Users of the Waze navigation app are accustomed to its helpful alerts concerning potholes, hazards and police on the road ahead. For app users in the San Francisco area, another alert could soon be popping up: a person looking for a ride.
Google bought Waze three years ago, and the new function appears to be a bold attempt by the tech giant to get into ride-hailing, the dominant turf of Uber.
In many ways Google is returning the favor; Uber has emerged as one of Google’s fiercest rivals in the race to roll-out viable self-driving vehicles, an area pioneered by Google — or Alphabet, as its parent company now calls itself.
The so-called Waze Carpool service is the latest in a dizzying series of audacious moves by the two tech giants as they increasingly compete in the arena of transportation innovation.
To be sure, the Waze service is very limited in its scope at this point — only some 25,000 employees of companies near Google’s headquarters in Mountain View, Calif. may use it — and it doesn’t appear that Google has its sights set on revenue or amassing a vast pool of drivers. Prices for rides will be based on the federal standard mileage rate of 54 cents a mile — well below what Uber and Lyft charge. Google may deduct “a commission” from the price, but it has not said if it will do so at this point.
In other words, Google appears to conceive of the service as a genuine form of “ride-sharing” — pairing drivers and riders who are already headed in the same direction.
What the initiative does offer Google, one analyst told the Wall Street Journal, is real-world experience in the complex world of ride-hailing, where Uber and automakers see the greatest commercial potential for autonomous vehicles.
There is precedent for extending Waze into ride-sharing. In Israel, where the company was founded, Google started testing a carpool service last year, and it’s now available throughout the country.
Google’s move is the latest sign of growing competition between the company and Uber, and in some ways it represents a fraying of their relationship. Google Ventures — as Alphabet’s research arm was once called — invested $258 million in Uber in 2013.

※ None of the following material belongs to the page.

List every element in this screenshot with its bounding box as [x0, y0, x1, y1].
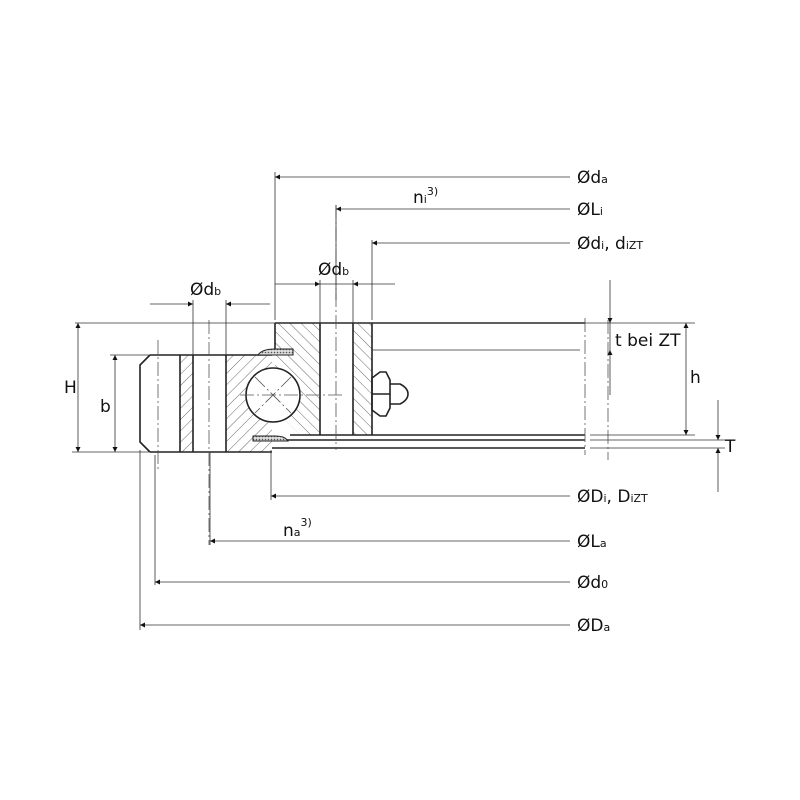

Next month, Uber plans to launch its first pilot fleet of self-driving cars — Volvo SUVs that will still be manned by human drivers — in Pittsburgh, where the company’s autonomous-technology research efforts are centered.
Last month, a top Alphabet exec, David Drummond, announced he had stepped down from Uber’s board as overlap increased between the two companies.
In addition, Uber has indicated it wants to develop its own mapping technology, in part to decrease the company’s reliance on Google Maps for navigation.